District staff said the 7th- and 8th-graders can transfer to MacArthur or McFadden intermediate schools. But trustee John Palacio, who opposed the closures, called that statement “disingenuous” since MacArthur, which has a lengthy waiting list, is a sought-after school where students are selected by lottery.

After trustees voted 3-2 to close Taft, distraught parent Debbie Fitzpatrick rose from her seat and screamed that she would remove her four children from district schools. Fitzpatrick has one child in 7th grade and three in elementary school. The 7th-grader would probably have to attend McFadden next year since he is No. 182 on the waiting list for MacArthur.

McFadden “is so overcrowded that kids can’t make it to [class] on time,” she said. “That is not putting education first, and that is not putting my child first.”

In addition to the $15.6 million in cuts approved Tuesday, the district will eliminate 96 teaching positions, which corresponds with the decline in enrollment. The move will save $6 million, but keep the teacher-student ratio about the same.
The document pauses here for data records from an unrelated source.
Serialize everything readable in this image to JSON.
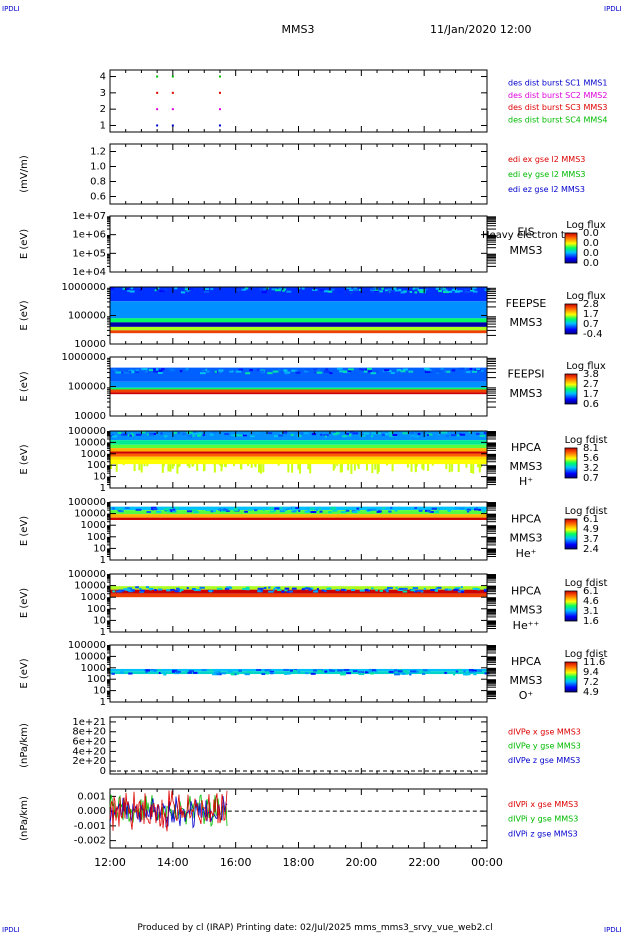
{
  "corner_marks": {
    "top_left": "IPDLI",
    "top_right": "IPDLI",
    "bottom_left": "IPDLI",
    "bottom_right": "IPDLI"
  },
  "header": {
    "title": "MMS3",
    "date": "11/Jan/2020 12:00"
  },
  "footer": {
    "text": "Produced by cl (IRAP)   Printing date: 02/Jul/2025   mms_mms3_srvy_vue_web2.cl"
  },
  "time_axis": {
    "ticks": [
      "12:00",
      "14:00",
      "16:00",
      "18:00",
      "20:00",
      "22:00",
      "00:00"
    ],
    "start_hour": 12,
    "end_hour": 24
  },
  "colors": {
    "red": "#dd0000",
    "magenta": "#dd00dd",
    "green": "#00bb00",
    "blue": "#0000cc"
  },
  "chart_data": [
    {
      "id": "burst",
      "type": "scatter",
      "ylabel": "",
      "yticks": [
        "1",
        "2",
        "3",
        "4"
      ],
      "ylim": [
        0.6,
        4.4
      ],
      "legend": [
        {
          "text": "des dist burst SC1 MMS1",
          "color": "#0000cc"
        },
        {
          "text": "des dist burst SC2 MMS2",
          "color": "#dd00dd"
        },
        {
          "text": "des dist burst SC3 MMS3",
          "color": "#dd0000"
        },
        {
          "text": "des dist burst SC4 MMS4",
          "color": "#00bb00"
        }
      ],
      "series": [
        {
          "y": 1,
          "x": [
            13.5,
            14.0,
            15.5
          ],
          "color": "#0000cc"
        },
        {
          "y": 2,
          "x": [
            13.5,
            14.0,
            15.5
          ],
          "color": "#dd00dd"
        },
        {
          "y": 3,
          "x": [
            13.5,
            14.0,
            15.5
          ],
          "color": "#dd0000"
        },
        {
          "y": 4,
          "x": [
            13.5,
            14.0,
            15.5
          ],
          "color": "#00bb00"
        }
      ]
    },
    {
      "id": "edi",
      "type": "line",
      "ylabel": "(mV/m)",
      "yticks": [
        "0.6",
        "0.8",
        "1.0",
        "1.2"
      ],
      "ylim": [
        0.5,
        1.3
      ],
      "legend": [
        {
          "text": "edi ex gse l2 MMS3",
          "color": "#dd0000"
        },
        {
          "text": "edi ey gse l2 MMS3",
          "color": "#00bb00"
        },
        {
          "text": "edi ez gse l2 MMS3",
          "color": "#0000cc"
        }
      ]
    },
    {
      "id": "eis",
      "type": "heatmap",
      "ylabel": "E (eV)",
      "yticks": [
        "1e+04",
        "1e+05",
        "1e+06",
        "1e+07"
      ],
      "inst": "EIS",
      "sc": "MMS3",
      "note": "Heavy electron to",
      "cbar_title": "Log flux",
      "cbar_ticks": [
        "0.0",
        "0.0",
        "0.0",
        "0.0"
      ]
    },
    {
      "id": "feepse",
      "type": "heatmap",
      "ylabel": "E (eV)",
      "yticks": [
        "10000",
        "100000",
        "1000000"
      ],
      "inst": "FEEPSE",
      "sc": "MMS3",
      "cbar_title": "Log flux",
      "cbar_ticks": [
        "2.8",
        "1.7",
        "0.7",
        "-0.4"
      ],
      "coverage": [
        0,
        24
      ]
    },
    {
      "id": "feepsi",
      "type": "heatmap",
      "ylabel": "E (eV)",
      "yticks": [
        "10000",
        "100000",
        "1000000"
      ],
      "inst": "FEEPSI",
      "sc": "MMS3",
      "cbar_title": "Log flux",
      "cbar_ticks": [
        "3.8",
        "2.7",
        "1.7",
        "0.6"
      ],
      "coverage": [
        0,
        24
      ]
    },
    {
      "id": "hpca_h",
      "type": "heatmap",
      "ylabel": "E (eV)",
      "yticks": [
        "1",
        "10",
        "100",
        "1000",
        "10000",
        "100000"
      ],
      "inst": "HPCA",
      "sc": "MMS3",
      "species": "H⁺",
      "cbar_title": "Log fdist",
      "cbar_ticks": [
        "8.1",
        "5.6",
        "3.2",
        "0.7"
      ],
      "coverage": [
        0,
        24
      ]
    },
    {
      "id": "hpca_he",
      "type": "heatmap",
      "ylabel": "E (eV)",
      "yticks": [
        "1",
        "10",
        "100",
        "1000",
        "10000",
        "100000"
      ],
      "inst": "HPCA",
      "sc": "MMS3",
      "species": "He⁺",
      "cbar_title": "Log fdist",
      "cbar_ticks": [
        "6.1",
        "4.9",
        "3.7",
        "2.4"
      ],
      "coverage": [
        0,
        24
      ]
    },
    {
      "id": "hpca_hepp",
      "type": "heatmap",
      "ylabel": "E (eV)",
      "yticks": [
        "1",
        "10",
        "100",
        "1000",
        "10000",
        "100000"
      ],
      "inst": "HPCA",
      "sc": "MMS3",
      "species": "He⁺⁺",
      "cbar_title": "Log fdist",
      "cbar_ticks": [
        "6.1",
        "4.6",
        "3.1",
        "1.6"
      ],
      "coverage": [
        0,
        24
      ]
    },
    {
      "id": "hpca_o",
      "type": "heatmap",
      "ylabel": "E (eV)",
      "yticks": [
        "1",
        "10",
        "100",
        "1000",
        "10000",
        "100000"
      ],
      "inst": "HPCA",
      "sc": "MMS3",
      "species": "O⁺",
      "cbar_title": "Log fdist",
      "cbar_ticks": [
        "11.6",
        "9.4",
        "7.2",
        "4.9"
      ],
      "coverage": [
        0,
        24
      ]
    },
    {
      "id": "dpe",
      "type": "line",
      "ylabel": "(nPa/km)",
      "yticks": [
        "0",
        "2e+20",
        "4e+20",
        "6e+20",
        "8e+20",
        "1e+21"
      ],
      "ylim": [
        -6e+19,
        1.1e+21
      ],
      "zero_line": 0,
      "legend": [
        {
          "text": "dIVPe x gse MMS3",
          "color": "#dd0000"
        },
        {
          "text": "dIVPe y gse MMS3",
          "color": "#00bb00"
        },
        {
          "text": "dIVPe z gse MMS3",
          "color": "#0000cc"
        }
      ]
    },
    {
      "id": "dpi",
      "type": "line",
      "ylabel": "(nPa/km)",
      "yticks": [
        "-0.002",
        "-0.001",
        "0.000",
        "0.001"
      ],
      "ylim": [
        -0.0025,
        0.0015
      ],
      "zero_line": 0,
      "data_end_hour": 15.75,
      "legend": [
        {
          "text": "dIVPi x gse MMS3",
          "color": "#dd0000"
        },
        {
          "text": "dIVPi y gse MMS3",
          "color": "#00bb00"
        },
        {
          "text": "dIVPi z gse MMS3",
          "color": "#0000cc"
        }
      ]
    }
  ]
}
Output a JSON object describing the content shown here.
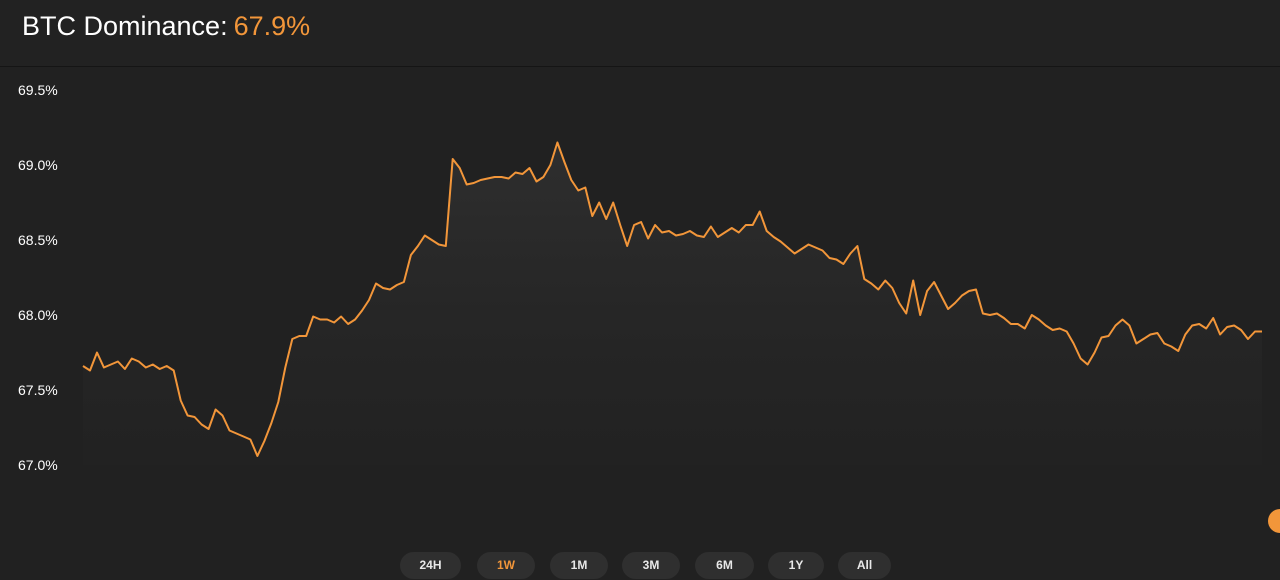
{
  "header": {
    "title_label": "BTC Dominance:",
    "title_value": "67.9%"
  },
  "range_selector": {
    "active": "1W",
    "options": [
      "24H",
      "1W",
      "1M",
      "3M",
      "6M",
      "1Y",
      "All"
    ]
  },
  "colors": {
    "accent": "#f2963a",
    "background": "#212121",
    "range_button_bg": "#2f2f2f"
  },
  "chart_data": {
    "type": "area",
    "title": "BTC Dominance",
    "ylim": [
      67.0,
      69.5
    ],
    "y_ticks": [
      "69.5%",
      "69.0%",
      "68.5%",
      "68.0%",
      "67.5%",
      "67.0%"
    ],
    "grid": false,
    "series": [
      {
        "values": [
          67.66,
          67.63,
          67.75,
          67.65,
          67.67,
          67.69,
          67.64,
          67.71,
          67.69,
          67.65,
          67.67,
          67.64,
          67.66,
          67.63,
          67.43,
          67.33,
          67.32,
          67.27,
          67.24,
          67.37,
          67.33,
          67.23,
          67.21,
          67.19,
          67.17,
          67.06,
          67.16,
          67.28,
          67.42,
          67.65,
          67.84,
          67.86,
          67.86,
          67.99,
          67.97,
          67.97,
          67.95,
          67.99,
          67.94,
          67.97,
          68.03,
          68.1,
          68.21,
          68.18,
          68.17,
          68.2,
          68.22,
          68.4,
          68.46,
          68.53,
          68.5,
          68.47,
          68.46,
          69.04,
          68.98,
          68.87,
          68.88,
          68.9,
          68.91,
          68.92,
          68.92,
          68.91,
          68.95,
          68.94,
          68.98,
          68.89,
          68.92,
          69.0,
          69.15,
          69.02,
          68.9,
          68.83,
          68.85,
          68.66,
          68.75,
          68.64,
          68.75,
          68.6,
          68.46,
          68.6,
          68.62,
          68.51,
          68.6,
          68.55,
          68.56,
          68.53,
          68.54,
          68.56,
          68.53,
          68.52,
          68.59,
          68.52,
          68.55,
          68.58,
          68.55,
          68.6,
          68.6,
          68.69,
          68.56,
          68.52,
          68.49,
          68.45,
          68.41,
          68.44,
          68.47,
          68.45,
          68.43,
          68.38,
          68.37,
          68.34,
          68.41,
          68.46,
          68.24,
          68.21,
          68.17,
          68.23,
          68.18,
          68.08,
          68.01,
          68.23,
          68.0,
          68.16,
          68.22,
          68.13,
          68.04,
          68.08,
          68.13,
          68.16,
          68.17,
          68.01,
          68.0,
          68.01,
          67.98,
          67.94,
          67.94,
          67.91,
          68.0,
          67.97,
          67.93,
          67.9,
          67.91,
          67.89,
          67.81,
          67.71,
          67.67,
          67.75,
          67.85,
          67.86,
          67.93,
          67.97,
          67.93,
          67.81,
          67.84,
          67.87,
          67.88,
          67.81,
          67.79,
          67.76,
          67.87,
          67.93,
          67.94,
          67.91,
          67.98,
          67.87,
          67.92,
          67.93,
          67.9,
          67.84,
          67.89,
          67.89
        ]
      }
    ]
  }
}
Planned retirements and the use of short-term contracts have preempted layoffs.

But even with the cuts, the district will be spending about $11 million more than it takes in as revenue by tapping its reserves. And declining enrollment is expected to continue for the foreseeable future -- the district expects to lose an additional 1,681 students next year -- so Tuesday cuts will not be the last, officials said.